# 数组中的搜索 Search
我们考虑我们有数据结构 `A[n]` 储存了 $n$ 个元素, 现在考虑如何快速查找某元素 `e` 是否存在于 `A` 中. 也即 从 `A` 中快速搜索元素 `e`. 我们假设 `A` 中储存元素的 key 均为整数.

In [29]:
A = [2,3,5,7,11,13,17,19,23,29,31,37,41,43,47]

### 1. 遍历搜索
最直观的, 对于一个无序的数据结构 `A`, 我们考虑遍历 `A` 中所有元素, 直到遍历完 `A` (也即不存在该元素)或在遍历过程中找到.

In [30]:
def traversal_search(A, e):
    print("We are searching for:", e, "from the list:", A)
    for x in A:
        print("We are checking:", x, end = ', ')
        if x == e:
            print(x, "is equal to the target", e, "\nWe get it!\n")
            return True
        else:
            print(x, "is not equal to the target", e, "we try the next one.")
    print("We have checked all elements, but did not find", e)
    print()
    return False

# test
traversal_search(A, 2) # first element, Best-case
traversal_search(A, 19)# A random element, Average-case
traversal_search(A, 47)# last element, Worst-case
traversal_search(A, 4)# not in the list, Worst-case

We are searching for: 2 from the list: [2, 3, 5, 7, 11, 13, 17, 19, 23, 29, 31, 37, 41, 43, 47]
We are checking: 2, 2 is equal to the target 2 
We get it!

We are searching for: 19 from the list: [2, 3, 5, 7, 11, 13, 17, 19, 23, 29, 31, 37, 41, 43, 47]
We are checking: 2, 2 is not equal to the target 19 we try the next one.
We are checking: 3, 3 is not equal to the target 19 we try the next one.
We are checking: 5, 5 is not equal to the target 19 we try the next one.
We are checking: 7, 7 is not equal to the target 19 we try the next one.
We are checking: 11, 11 is not equal to the target 19 we try the next one.
We are checking: 13, 13 is not equal to the target 19 we try the next one.
We are checking: 17, 17 is not equal to the target 19 we try the next one.
We are checking: 19, 19 is equal to the target 19 
We get it!

We are searching for: 47 from the list: [2, 3, 5, 7, 11, 13, 17, 19, 23, 29, 31, 37, 41, 43, 47]
We are checking: 2, 2 is not equal to the target 47 we try the next on

False

我们不难分析其时间复杂度:
1. 最好情况, 我们搜索的是第一个元素, $O(1)$
2. 最坏情况, 该元素不在/在末尾, $O(n)$
3. 平均情况, 同样是 $O(n)$

事实上, 对于一个有n个元素的数组, 我们无法通过少于n次的 **比较操作** 确定性的搜索某元素!
证明十分简单, 如果我们有一种算法, 能通过少于n次的比较操作搜索任意元素, 那么每次搜索都至少有一个元素没有被比较过, 我们就不知道这个元素于搜索元素的关系.

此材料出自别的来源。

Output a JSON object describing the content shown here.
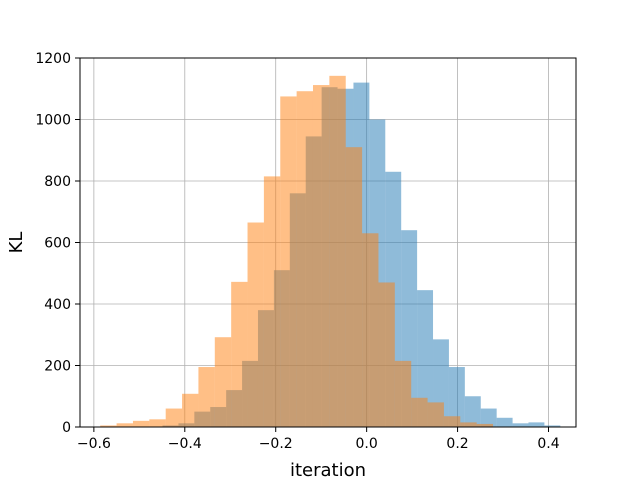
{
  "chart_data": {
    "type": "bar",
    "title": "",
    "xlabel": "iteration",
    "ylabel": "KL",
    "xlim": [
      -0.6305,
      0.4605
    ],
    "ylim": [
      0,
      1200
    ],
    "x_ticks": [
      -0.6,
      -0.4,
      -0.2,
      0.0,
      0.2,
      0.4
    ],
    "x_tick_labels": [
      "−0.6",
      "−0.4",
      "−0.2",
      "0.0",
      "0.2",
      "0.4"
    ],
    "y_ticks": [
      0,
      200,
      400,
      600,
      800,
      1000,
      1200
    ],
    "y_tick_labels": [
      "0",
      "200",
      "400",
      "600",
      "800",
      "1000",
      "1200"
    ],
    "grid": true,
    "legend": "none",
    "series": [
      {
        "color": "#1f77b4",
        "opacity": 0.5,
        "bin_edges": [
          -0.449,
          -0.414,
          -0.379,
          -0.344,
          -0.309,
          -0.274,
          -0.239,
          -0.204,
          -0.169,
          -0.134,
          -0.099,
          -0.064,
          -0.029,
          0.006,
          0.041,
          0.076,
          0.111,
          0.146,
          0.181,
          0.216,
          0.251,
          0.286,
          0.321,
          0.356,
          0.391,
          0.426
        ],
        "values": [
          5,
          12,
          50,
          65,
          120,
          215,
          380,
          510,
          760,
          945,
          1105,
          1100,
          1120,
          1000,
          830,
          640,
          445,
          285,
          195,
          100,
          60,
          30,
          12,
          15,
          5
        ]
      },
      {
        "color": "#ff7f0e",
        "opacity": 0.5,
        "bin_edges": [
          -0.586,
          -0.55,
          -0.514,
          -0.478,
          -0.442,
          -0.406,
          -0.37,
          -0.334,
          -0.298,
          -0.262,
          -0.226,
          -0.19,
          -0.154,
          -0.118,
          -0.082,
          -0.046,
          -0.01,
          0.026,
          0.062,
          0.098,
          0.134,
          0.17,
          0.206,
          0.242,
          0.278
        ],
        "values": [
          5,
          12,
          20,
          25,
          60,
          108,
          195,
          292,
          472,
          665,
          815,
          1075,
          1092,
          1112,
          1142,
          910,
          630,
          470,
          215,
          95,
          80,
          35,
          15,
          10
        ]
      }
    ]
  }
}
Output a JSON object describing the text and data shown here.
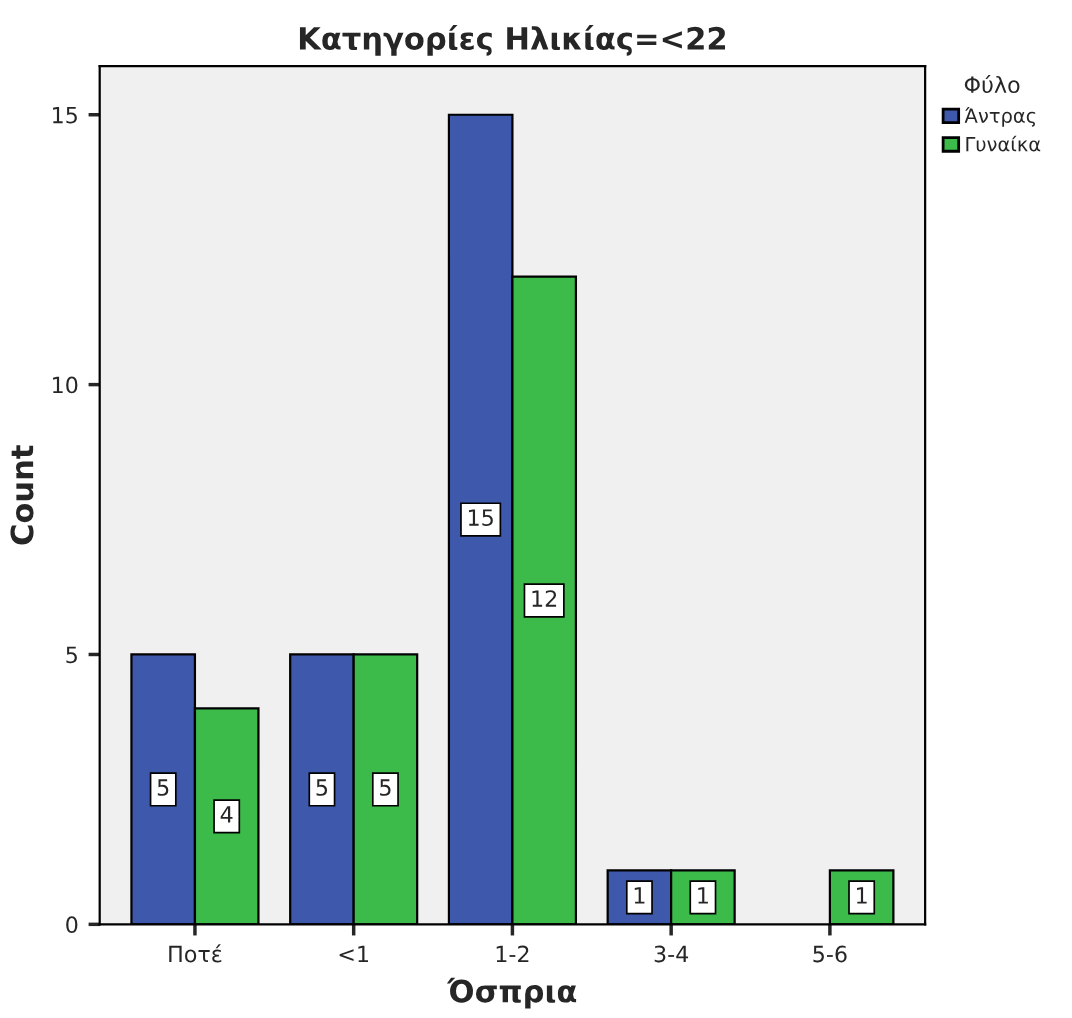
{
  "chart_data": {
    "type": "bar",
    "title": "Κατηγορίες Ηλικίας=<22",
    "xlabel": "Όσπρια",
    "ylabel": "Count",
    "legend_title": "Φύλο",
    "categories": [
      "Ποτέ",
      "<1",
      "1-2",
      "3-4",
      "5-6"
    ],
    "series": [
      {
        "name": "Άντρας",
        "color": "#3e58ac",
        "values": [
          5,
          5,
          15,
          1,
          null
        ]
      },
      {
        "name": "Γυναίκα",
        "color": "#3dbb4a",
        "values": [
          4,
          5,
          12,
          1,
          1
        ]
      }
    ],
    "ylim": [
      0,
      15.9
    ],
    "yticks": [
      0,
      5,
      10,
      15
    ],
    "data_labels": true,
    "legend": "right",
    "grid": false
  }
}
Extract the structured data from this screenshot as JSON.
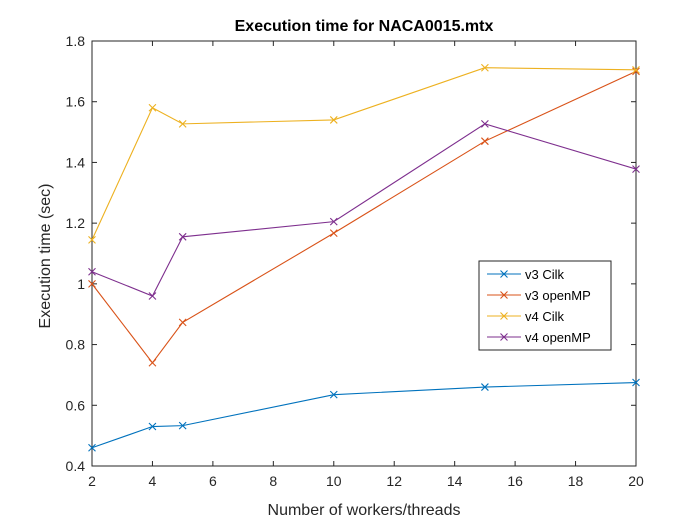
{
  "chart_data": {
    "type": "line",
    "title": "Execution time for NACA0015.mtx",
    "xlabel": "Number of workers/threads",
    "ylabel": "Execution time (sec)",
    "xlim": [
      2,
      20
    ],
    "ylim": [
      0.4,
      1.8
    ],
    "xticks": [
      2,
      4,
      6,
      8,
      10,
      12,
      14,
      16,
      18,
      20
    ],
    "yticks": [
      0.4,
      0.6,
      0.8,
      1,
      1.2,
      1.4,
      1.6,
      1.8
    ],
    "grid": false,
    "legend_position": "right-middle",
    "x": [
      2,
      4,
      5,
      10,
      15,
      20
    ],
    "series": [
      {
        "name": "v3 Cilk",
        "color": "#0072BD",
        "values": [
          0.46,
          0.53,
          0.533,
          0.635,
          0.66,
          0.675
        ]
      },
      {
        "name": "v3 openMP",
        "color": "#D95319",
        "values": [
          1.0,
          0.74,
          0.873,
          1.167,
          1.47,
          1.7
        ]
      },
      {
        "name": "v4 Cilk",
        "color": "#EDB120",
        "values": [
          1.145,
          1.58,
          1.527,
          1.54,
          1.712,
          1.705
        ]
      },
      {
        "name": "v4 openMP",
        "color": "#7E2F8E",
        "values": [
          1.04,
          0.96,
          1.155,
          1.205,
          1.527,
          1.378
        ]
      }
    ]
  }
}
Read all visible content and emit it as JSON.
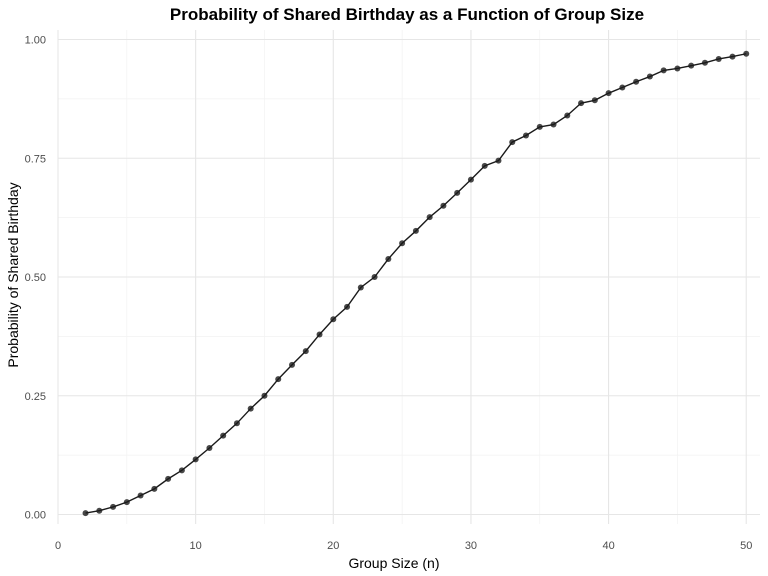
{
  "chart_data": {
    "type": "line",
    "title": "Probability of Shared Birthday as a Function of Group Size",
    "xlabel": "Group Size (n)",
    "ylabel": "Probability of Shared Birthday",
    "xlim": [
      0,
      51
    ],
    "ylim": [
      -0.02,
      1.02
    ],
    "x_ticks": [
      0,
      10,
      20,
      30,
      40,
      50
    ],
    "y_ticks": [
      0.0,
      0.25,
      0.5,
      0.75,
      1.0
    ],
    "x_tick_labels": [
      "0",
      "10",
      "20",
      "30",
      "40",
      "50"
    ],
    "y_tick_labels": [
      "0.00",
      "0.25",
      "0.50",
      "0.75",
      "1.00"
    ],
    "grid": true,
    "series": [
      {
        "color": "#1a1a1a",
        "marker": "circle",
        "x": [
          2,
          3,
          4,
          5,
          6,
          7,
          8,
          9,
          10,
          11,
          12,
          13,
          14,
          15,
          16,
          17,
          18,
          19,
          20,
          21,
          22,
          23,
          24,
          25,
          26,
          27,
          28,
          29,
          30,
          31,
          32,
          33,
          34,
          35,
          36,
          37,
          38,
          39,
          40,
          41,
          42,
          43,
          44,
          45,
          46,
          47,
          48,
          49,
          50
        ],
        "y": [
          0.003,
          0.008,
          0.016,
          0.026,
          0.04,
          0.054,
          0.075,
          0.093,
          0.116,
          0.14,
          0.166,
          0.192,
          0.223,
          0.25,
          0.285,
          0.315,
          0.344,
          0.379,
          0.411,
          0.437,
          0.478,
          0.5,
          0.538,
          0.571,
          0.597,
          0.626,
          0.65,
          0.677,
          0.705,
          0.734,
          0.745,
          0.784,
          0.798,
          0.816,
          0.821,
          0.84,
          0.866,
          0.872,
          0.887,
          0.899,
          0.911,
          0.922,
          0.935,
          0.939,
          0.945,
          0.951,
          0.959,
          0.964,
          0.97
        ]
      }
    ]
  }
}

也即, 对于一个无需的数组(或者说是无结构的数据库), 我们需要 $O(N)$ 的时间复杂度搜索一个元素!

我们接下来考虑若数据有序的情况
### 2. 二分搜索
这也是最经典的搜索算法. 具体步骤为, 先检测 **该组数据的大小中位数**, 通过比较大小, 判断我们搜索的元素在该中位数的前或后.

In [31]:
def binary_search(A, e):
    print("We are searching for:", e, "from the sorted list:", A)
    if len(A) == 0:
        print("The list is empty, we did not find", e, "\n")
        return False
    mid = len(A) // 2
    print("We are checking the middle element:", A[mid])
    if A[mid] == e:
        print(A[mid], "is equal to the target", e, "\nWe get it!\n-----------------------------------\n")
        return True
    elif A[mid] < e:
        print(A[mid], "is less than the target", e, "\nWe continue to search in the right half.\n")
        return binary_search(A[mid+1:], e)
    else:
        print(A[mid], "is greater than the target", e, "\nWe continue to search in the left half.\n")
        return binary_search(A[:mid], e)

# test
binary_search(A, 17)# Middle element, Best-case
binary_search(A, 4)# not in the list, Worst-case

We are searching for: 17 from the sorted list: [2, 3, 5, 7, 11, 13, 17, 19, 23, 29, 31, 37, 41, 43, 47]
We are checking the middle element: 19
19 is greater than the target 17 
We continue to search in the left half.

We are searching for: 17 from the sorted list: [2, 3, 5, 7, 11, 13, 17]
We are checking the middle element: 7
7 is less than the target 17 
We continue to search in the right half.

We are searching for: 17 from the sorted list: [11, 13, 17]
We are checking the middle element: 13
13 is less than the target 17 
We continue to search in the right half.

We are searching for: 17 from the sorted list: [17]
We are checking the middle element: 17
17 is equal to the target 17 
We get it!
-----------------------------------

We are searching for: 4 from the sorted list: [2, 3, 5, 7, 11, 13, 17, 19, 23, 29, 31, 37, 41, 43, 47]
We are checking the middle element: 19
19 is greater than the target 4 
We continue to search in the left half.

We are searching for: 4 from the sorted lis

False

我们分析其时间复杂度:
1. 最好情况, 搜索的是其中位数, $O(1)$
2. 最坏情况, 搜索的是这颗平衡二叉树的叶子结点, 需要 $O(\log n)$
3. 平均情况, 这颗平衡二叉树的平均深度, 也是 $O(\log n)$ 级别

### 跳跃搜索 Jump Search
同样是对于有序数组 `A`, 我们考虑对这个数据结构 **随机访问** 的成本很高(利用cache, 顺序访问效率理论上更高), 我们考虑每次通过特定的步长进行跳跃查询.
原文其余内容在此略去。